Today is the first day I have had to myself in weeks. My son was out of school for two weeks, my husband was home during the holidays, and my sister and nephews were in town for a week. Since everyone has returned to their regular lives, I have had work and Bible Study taking up my time. Today is the day I have set aside to recharge my batteries.
I have come to recognize that moderation is the key to just about everything in life. Too much or not enough of just about anything makes me feel out of balance. I am a social person, but I also need alone time. Alone time is scarce during the holidays when my house is bustling with people. While I sincerely enjoy spending time with the people I love, if I don’t get some alone time, I get really cranky.

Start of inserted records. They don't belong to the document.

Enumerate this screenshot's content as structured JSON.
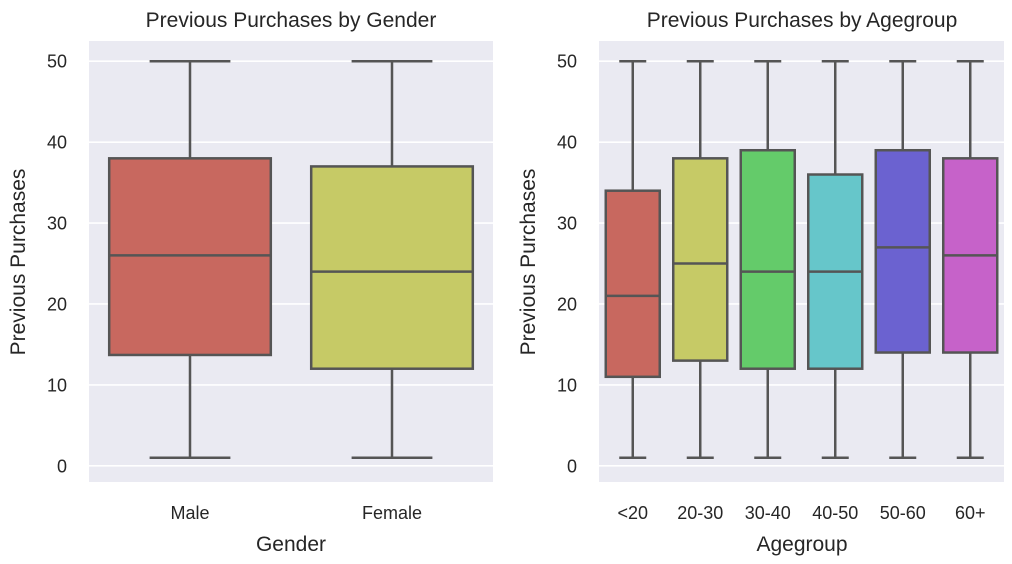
{
  "chart_data": [
    {
      "type": "box",
      "title": "Previous Purchases by Gender",
      "xlabel": "Gender",
      "ylabel": "Previous Purchases",
      "ylim": [
        -2,
        52.5
      ],
      "yticks": [
        0,
        10,
        20,
        30,
        40,
        50
      ],
      "grid": true,
      "categories": [
        "Male",
        "Female"
      ],
      "colors": [
        "#c8685f",
        "#c6ca66"
      ],
      "boxes": [
        {
          "category": "Male",
          "min": 1,
          "q1": 13.7,
          "median": 26,
          "q3": 38,
          "max": 50
        },
        {
          "category": "Female",
          "min": 1,
          "q1": 12,
          "median": 24,
          "q3": 37,
          "max": 50
        }
      ]
    },
    {
      "type": "box",
      "title": "Previous Purchases by Agegroup",
      "xlabel": "Agegroup",
      "ylabel": "Previous Purchases",
      "ylim": [
        -2,
        52.5
      ],
      "yticks": [
        0,
        10,
        20,
        30,
        40,
        50
      ],
      "grid": true,
      "categories": [
        "<20",
        "20-30",
        "30-40",
        "40-50",
        "50-60",
        "60+"
      ],
      "colors": [
        "#c8685f",
        "#c6ca66",
        "#64cb6a",
        "#66c6ca",
        "#6b62d0",
        "#c662c9"
      ],
      "boxes": [
        {
          "category": "<20",
          "min": 1,
          "q1": 11,
          "median": 21,
          "q3": 34,
          "max": 50
        },
        {
          "category": "20-30",
          "min": 1,
          "q1": 13,
          "median": 25,
          "q3": 38,
          "max": 50
        },
        {
          "category": "30-40",
          "min": 1,
          "q1": 12,
          "median": 24,
          "q3": 39,
          "max": 50
        },
        {
          "category": "40-50",
          "min": 1,
          "q1": 12,
          "median": 24,
          "q3": 36,
          "max": 50
        },
        {
          "category": "50-60",
          "min": 1,
          "q1": 14,
          "median": 27,
          "q3": 39,
          "max": 50
        },
        {
          "category": "60+",
          "min": 1,
          "q1": 14,
          "median": 26,
          "q3": 38,
          "max": 50
        }
      ]
    }
  ]
}
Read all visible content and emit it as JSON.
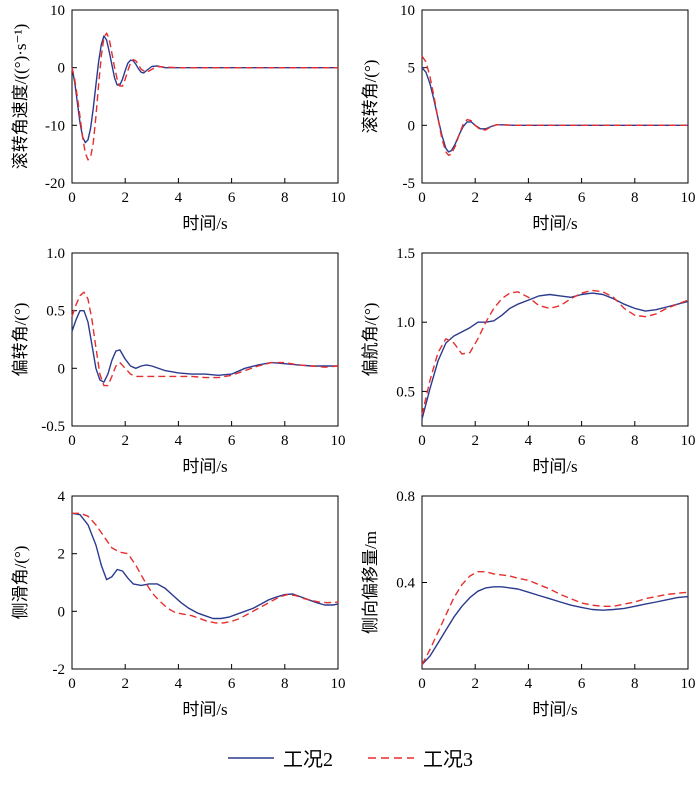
{
  "legend": {
    "entries": [
      {
        "label": "工况2",
        "color": "#2b3a8e",
        "dash": "solid"
      },
      {
        "label": "工况3",
        "color": "#e62e2e",
        "dash": "dashed"
      }
    ]
  },
  "chart_data": [
    {
      "type": "line",
      "name": "roll-rate",
      "title": "",
      "xlabel": "时间/s",
      "ylabel": "滚转角速度/((°)·s⁻¹)",
      "xlim": [
        0,
        10
      ],
      "ylim": [
        -20,
        10
      ],
      "grid": false,
      "legend_position": "bottom-shared",
      "xticks": [
        0,
        2,
        4,
        6,
        8,
        10
      ],
      "xtick_labels": [
        "0",
        "2",
        "4",
        "6",
        "8",
        "10"
      ],
      "yticks": [
        -20,
        -10,
        0,
        10
      ],
      "ytick_labels": [
        "-20",
        "-10",
        "0",
        "10"
      ],
      "series": [
        {
          "name": "工况2",
          "x": [
            0,
            0.1,
            0.2,
            0.3,
            0.4,
            0.5,
            0.6,
            0.7,
            0.8,
            0.9,
            1.0,
            1.1,
            1.2,
            1.3,
            1.4,
            1.5,
            1.6,
            1.7,
            1.8,
            1.9,
            2.0,
            2.1,
            2.2,
            2.3,
            2.4,
            2.5,
            2.6,
            2.7,
            2.8,
            3.0,
            3.2,
            3.5,
            4,
            5,
            6,
            7,
            8,
            9,
            10
          ],
          "y": [
            0,
            -2.5,
            -6,
            -9.5,
            -12,
            -13,
            -12.5,
            -10.5,
            -7,
            -3,
            1,
            4,
            5.5,
            4.8,
            2.8,
            0.5,
            -1.8,
            -3,
            -3,
            -2,
            -0.5,
            0.8,
            1.3,
            1.2,
            0.6,
            -0.2,
            -0.8,
            -0.9,
            -0.5,
            0.2,
            0.3,
            0,
            0,
            0,
            0,
            0,
            0,
            0,
            0
          ]
        },
        {
          "name": "工况3",
          "x": [
            0,
            0.1,
            0.2,
            0.3,
            0.4,
            0.5,
            0.6,
            0.7,
            0.8,
            0.9,
            1.0,
            1.1,
            1.2,
            1.3,
            1.4,
            1.5,
            1.6,
            1.7,
            1.8,
            1.9,
            2.0,
            2.1,
            2.2,
            2.3,
            2.4,
            2.5,
            2.6,
            2.8,
            3.0,
            3.2,
            3.5,
            4,
            5,
            6,
            7,
            8,
            9,
            10
          ],
          "y": [
            0,
            -2,
            -5,
            -8.5,
            -12,
            -14.8,
            -16,
            -15.5,
            -13,
            -8.5,
            -3,
            2,
            5.2,
            6,
            5,
            2.5,
            0,
            -2,
            -3.2,
            -3.2,
            -2,
            -0.5,
            0.8,
            1.4,
            1.2,
            0.5,
            -0.3,
            -0.8,
            -0.3,
            0.2,
            0.1,
            0,
            0,
            0,
            0,
            0,
            0,
            0
          ]
        }
      ]
    },
    {
      "type": "line",
      "name": "roll-angle",
      "title": "",
      "xlabel": "时间/s",
      "ylabel": "滚转角/(°)",
      "xlim": [
        0,
        10
      ],
      "ylim": [
        -5,
        10
      ],
      "grid": false,
      "legend_position": "bottom-shared",
      "xticks": [
        0,
        2,
        4,
        6,
        8,
        10
      ],
      "xtick_labels": [
        "0",
        "2",
        "4",
        "6",
        "8",
        "10"
      ],
      "yticks": [
        -5,
        0,
        5,
        10
      ],
      "ytick_labels": [
        "-5",
        "0",
        "5",
        "10"
      ],
      "series": [
        {
          "name": "工况2",
          "x": [
            0,
            0.15,
            0.3,
            0.45,
            0.6,
            0.75,
            0.9,
            1.0,
            1.1,
            1.25,
            1.4,
            1.55,
            1.7,
            1.85,
            2.0,
            2.2,
            2.4,
            2.6,
            2.8,
            3.0,
            3.5,
            4,
            5,
            6,
            7,
            8,
            9,
            10
          ],
          "y": [
            5,
            4.6,
            3.6,
            2.2,
            0.6,
            -0.9,
            -2.0,
            -2.3,
            -2.2,
            -1.6,
            -0.8,
            -0.1,
            0.3,
            0.3,
            0,
            -0.3,
            -0.3,
            -0.1,
            0.05,
            0.05,
            0,
            0,
            0,
            0,
            0,
            0,
            0,
            0
          ]
        },
        {
          "name": "工况3",
          "x": [
            0,
            0.15,
            0.3,
            0.45,
            0.6,
            0.75,
            0.9,
            1.0,
            1.1,
            1.25,
            1.4,
            1.55,
            1.7,
            1.85,
            2.0,
            2.2,
            2.4,
            2.6,
            2.8,
            3.0,
            3.5,
            4,
            5,
            6,
            7,
            8,
            9,
            10
          ],
          "y": [
            6,
            5.5,
            4.2,
            2.5,
            0.6,
            -1.2,
            -2.3,
            -2.6,
            -2.5,
            -1.8,
            -0.8,
            0.1,
            0.5,
            0.4,
            0,
            -0.4,
            -0.4,
            -0.1,
            0.05,
            0.05,
            0,
            0,
            0,
            0,
            0,
            0,
            0,
            0
          ]
        }
      ]
    },
    {
      "type": "line",
      "name": "deflection-angle",
      "title": "",
      "xlabel": "时间/s",
      "ylabel": "偏转角/(°)",
      "xlim": [
        0,
        10
      ],
      "ylim": [
        -0.5,
        1.0
      ],
      "grid": false,
      "legend_position": "bottom-shared",
      "xticks": [
        0,
        2,
        4,
        6,
        8,
        10
      ],
      "xtick_labels": [
        "0",
        "2",
        "4",
        "6",
        "8",
        "10"
      ],
      "yticks": [
        -0.5,
        0,
        0.5,
        1.0
      ],
      "ytick_labels": [
        "-0.5",
        "0",
        "0.5",
        "1.0"
      ],
      "series": [
        {
          "name": "工况2",
          "x": [
            0,
            0.15,
            0.3,
            0.45,
            0.6,
            0.75,
            0.9,
            1.05,
            1.2,
            1.35,
            1.5,
            1.65,
            1.8,
            2.0,
            2.2,
            2.4,
            2.6,
            2.8,
            3.0,
            3.5,
            4,
            4.5,
            5,
            5.5,
            6,
            6.5,
            7,
            7.5,
            8,
            8.5,
            9,
            9.5,
            10
          ],
          "y": [
            0.32,
            0.42,
            0.5,
            0.5,
            0.4,
            0.2,
            0,
            -0.1,
            -0.12,
            -0.05,
            0.07,
            0.15,
            0.16,
            0.08,
            0.02,
            0,
            0.02,
            0.03,
            0.02,
            -0.02,
            -0.04,
            -0.05,
            -0.05,
            -0.06,
            -0.05,
            0,
            0.03,
            0.05,
            0.04,
            0.03,
            0.02,
            0.02,
            0.02
          ]
        },
        {
          "name": "工况3",
          "x": [
            0,
            0.15,
            0.3,
            0.45,
            0.6,
            0.75,
            0.9,
            1.05,
            1.2,
            1.35,
            1.5,
            1.65,
            1.8,
            2.0,
            2.2,
            2.4,
            2.6,
            2.8,
            3.0,
            3.5,
            4,
            4.5,
            5,
            5.5,
            6,
            6.5,
            7,
            7.5,
            8,
            8.5,
            9,
            9.5,
            10
          ],
          "y": [
            0.45,
            0.55,
            0.63,
            0.66,
            0.6,
            0.42,
            0.18,
            -0.05,
            -0.15,
            -0.15,
            -0.07,
            0.02,
            0.05,
            0,
            -0.05,
            -0.07,
            -0.07,
            -0.07,
            -0.07,
            -0.07,
            -0.07,
            -0.07,
            -0.08,
            -0.08,
            -0.06,
            -0.02,
            0.02,
            0.05,
            0.05,
            0.03,
            0.02,
            0.01,
            0.02
          ]
        }
      ]
    },
    {
      "type": "line",
      "name": "yaw-angle",
      "title": "",
      "xlabel": "时间/s",
      "ylabel": "偏航角/(°)",
      "xlim": [
        0,
        10
      ],
      "ylim": [
        0.25,
        1.5
      ],
      "grid": false,
      "legend_position": "bottom-shared",
      "xticks": [
        0,
        2,
        4,
        6,
        8,
        10
      ],
      "xtick_labels": [
        "0",
        "2",
        "4",
        "6",
        "8",
        "10"
      ],
      "yticks": [
        0.5,
        1.0,
        1.5
      ],
      "ytick_labels": [
        "0.5",
        "1.0",
        "1.5"
      ],
      "series": [
        {
          "name": "工况2",
          "x": [
            0,
            0.3,
            0.6,
            0.9,
            1.2,
            1.5,
            1.8,
            2.1,
            2.4,
            2.7,
            3.0,
            3.3,
            3.6,
            4.0,
            4.4,
            4.8,
            5.2,
            5.6,
            6.0,
            6.4,
            6.8,
            7.2,
            7.6,
            8.0,
            8.4,
            8.8,
            9.2,
            9.6,
            10
          ],
          "y": [
            0.3,
            0.52,
            0.72,
            0.85,
            0.9,
            0.93,
            0.96,
            1.0,
            1.0,
            1.01,
            1.05,
            1.1,
            1.13,
            1.16,
            1.19,
            1.2,
            1.19,
            1.18,
            1.2,
            1.21,
            1.2,
            1.17,
            1.13,
            1.1,
            1.08,
            1.09,
            1.11,
            1.13,
            1.15
          ]
        },
        {
          "name": "工况3",
          "x": [
            0,
            0.3,
            0.6,
            0.9,
            1.2,
            1.5,
            1.8,
            2.1,
            2.4,
            2.7,
            3.0,
            3.3,
            3.6,
            4.0,
            4.4,
            4.8,
            5.2,
            5.6,
            6.0,
            6.4,
            6.8,
            7.2,
            7.6,
            8.0,
            8.4,
            8.8,
            9.2,
            9.6,
            10
          ],
          "y": [
            0.33,
            0.58,
            0.78,
            0.88,
            0.85,
            0.77,
            0.78,
            0.88,
            1.0,
            1.1,
            1.17,
            1.21,
            1.22,
            1.18,
            1.12,
            1.1,
            1.12,
            1.17,
            1.21,
            1.23,
            1.22,
            1.18,
            1.1,
            1.05,
            1.04,
            1.06,
            1.1,
            1.13,
            1.16
          ]
        }
      ]
    },
    {
      "type": "line",
      "name": "sideslip-angle",
      "title": "",
      "xlabel": "时间/s",
      "ylabel": "侧滑角/(°)",
      "xlim": [
        0,
        10
      ],
      "ylim": [
        -2,
        4
      ],
      "grid": false,
      "legend_position": "bottom-shared",
      "xticks": [
        0,
        2,
        4,
        6,
        8,
        10
      ],
      "xtick_labels": [
        "0",
        "2",
        "4",
        "6",
        "8",
        "10"
      ],
      "yticks": [
        -2,
        0,
        2,
        4
      ],
      "ytick_labels": [
        "-2",
        "0",
        "2",
        "4"
      ],
      "series": [
        {
          "name": "工况2",
          "x": [
            0,
            0.3,
            0.6,
            0.9,
            1.1,
            1.3,
            1.5,
            1.7,
            1.9,
            2.1,
            2.3,
            2.6,
            2.9,
            3.2,
            3.5,
            3.8,
            4.1,
            4.4,
            4.7,
            5.0,
            5.3,
            5.6,
            5.9,
            6.2,
            6.5,
            6.8,
            7.1,
            7.4,
            7.7,
            8.0,
            8.3,
            8.6,
            8.9,
            9.2,
            9.5,
            9.8,
            10
          ],
          "y": [
            3.4,
            3.35,
            3.0,
            2.3,
            1.6,
            1.1,
            1.2,
            1.45,
            1.4,
            1.15,
            0.95,
            0.9,
            0.95,
            0.95,
            0.8,
            0.55,
            0.3,
            0.1,
            -0.05,
            -0.15,
            -0.25,
            -0.25,
            -0.2,
            -0.1,
            0,
            0.1,
            0.25,
            0.4,
            0.5,
            0.58,
            0.6,
            0.5,
            0.4,
            0.3,
            0.22,
            0.22,
            0.25
          ]
        },
        {
          "name": "工况3",
          "x": [
            0,
            0.3,
            0.6,
            0.9,
            1.2,
            1.5,
            1.8,
            2.1,
            2.4,
            2.7,
            3.0,
            3.3,
            3.6,
            3.9,
            4.2,
            4.5,
            4.8,
            5.1,
            5.4,
            5.7,
            6.0,
            6.3,
            6.6,
            6.9,
            7.2,
            7.5,
            7.8,
            8.1,
            8.4,
            8.7,
            9.0,
            9.3,
            9.6,
            10
          ],
          "y": [
            3.4,
            3.4,
            3.3,
            3.0,
            2.6,
            2.2,
            2.05,
            2.0,
            1.6,
            1.1,
            0.65,
            0.35,
            0.1,
            -0.05,
            -0.1,
            -0.15,
            -0.25,
            -0.35,
            -0.4,
            -0.4,
            -0.35,
            -0.25,
            -0.1,
            0.05,
            0.2,
            0.35,
            0.5,
            0.58,
            0.55,
            0.45,
            0.38,
            0.32,
            0.3,
            0.32
          ]
        }
      ]
    },
    {
      "type": "line",
      "name": "lateral-offset",
      "title": "",
      "xlabel": "时间/s",
      "ylabel": "侧向偏移量/m",
      "xlim": [
        0,
        10
      ],
      "ylim": [
        0,
        0.8
      ],
      "grid": false,
      "legend_position": "bottom-shared",
      "xticks": [
        0,
        2,
        4,
        6,
        8,
        10
      ],
      "xtick_labels": [
        "0",
        "2",
        "4",
        "6",
        "8",
        "10"
      ],
      "yticks": [
        0.4,
        0.8
      ],
      "ytick_labels": [
        "0.4",
        "0.8"
      ],
      "series": [
        {
          "name": "工况2",
          "x": [
            0,
            0.3,
            0.6,
            0.9,
            1.2,
            1.5,
            1.8,
            2.1,
            2.4,
            2.7,
            3.0,
            3.3,
            3.6,
            4.0,
            4.4,
            4.8,
            5.2,
            5.6,
            6.0,
            6.4,
            6.8,
            7.2,
            7.6,
            8.0,
            8.4,
            8.8,
            9.2,
            9.6,
            10
          ],
          "y": [
            0.02,
            0.06,
            0.12,
            0.18,
            0.24,
            0.29,
            0.33,
            0.36,
            0.375,
            0.38,
            0.38,
            0.375,
            0.37,
            0.355,
            0.34,
            0.325,
            0.31,
            0.295,
            0.285,
            0.275,
            0.272,
            0.275,
            0.28,
            0.29,
            0.3,
            0.31,
            0.32,
            0.33,
            0.335
          ]
        },
        {
          "name": "工况3",
          "x": [
            0,
            0.3,
            0.6,
            0.9,
            1.2,
            1.5,
            1.8,
            2.1,
            2.4,
            2.7,
            3.0,
            3.3,
            3.6,
            4.0,
            4.4,
            4.8,
            5.2,
            5.6,
            6.0,
            6.4,
            6.8,
            7.2,
            7.6,
            8.0,
            8.4,
            8.8,
            9.2,
            9.6,
            10
          ],
          "y": [
            0.02,
            0.09,
            0.17,
            0.25,
            0.33,
            0.39,
            0.43,
            0.45,
            0.45,
            0.44,
            0.435,
            0.43,
            0.42,
            0.41,
            0.39,
            0.37,
            0.345,
            0.325,
            0.305,
            0.295,
            0.29,
            0.29,
            0.3,
            0.31,
            0.325,
            0.335,
            0.345,
            0.35,
            0.355
          ]
        }
      ]
    }
  ]
}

Today is my day to do whatever I feel like doing. I might nap, watch a movie, play the piano, read, or go for a walk (or all of the above!). I might do yoga and meditation to help me find my center again. It’s been a long time since I have done either!
One thing I will not do is answer the phone. I will not meet a friend for lunch or hop on my email. I need time for myself – time to relax and unwind. Time to enjoy the silence of my house and spending luxurious hours where it is not my responsibility to take care of anyone else’s needs.
To give myself a day off, I have to do some hard work leading up to it. I need the house cleaned because I cannot relax when I am surrounded by clutter. I’ll wind up spending my down day doing housework if I don’t plan ahead. I also need to make sure that all of my other responsibilities are met. For example, I won’t be able to rest if I need to need to pay a bill or run an errand.
Sometimes when I am in my hectic workaholic mode, I question the wisdom of setting aside a day of rest, but when I actually take one, I am rejuvenated in a way that nothing else can. My day of rest seems to last forever (versus my workdays, which seem to fly by with not enough hours in the day to get it all done). My yoga lady used to tell me that we are human BEings, not human DOings, so I need to learn how to “be” more. That is what today is all about!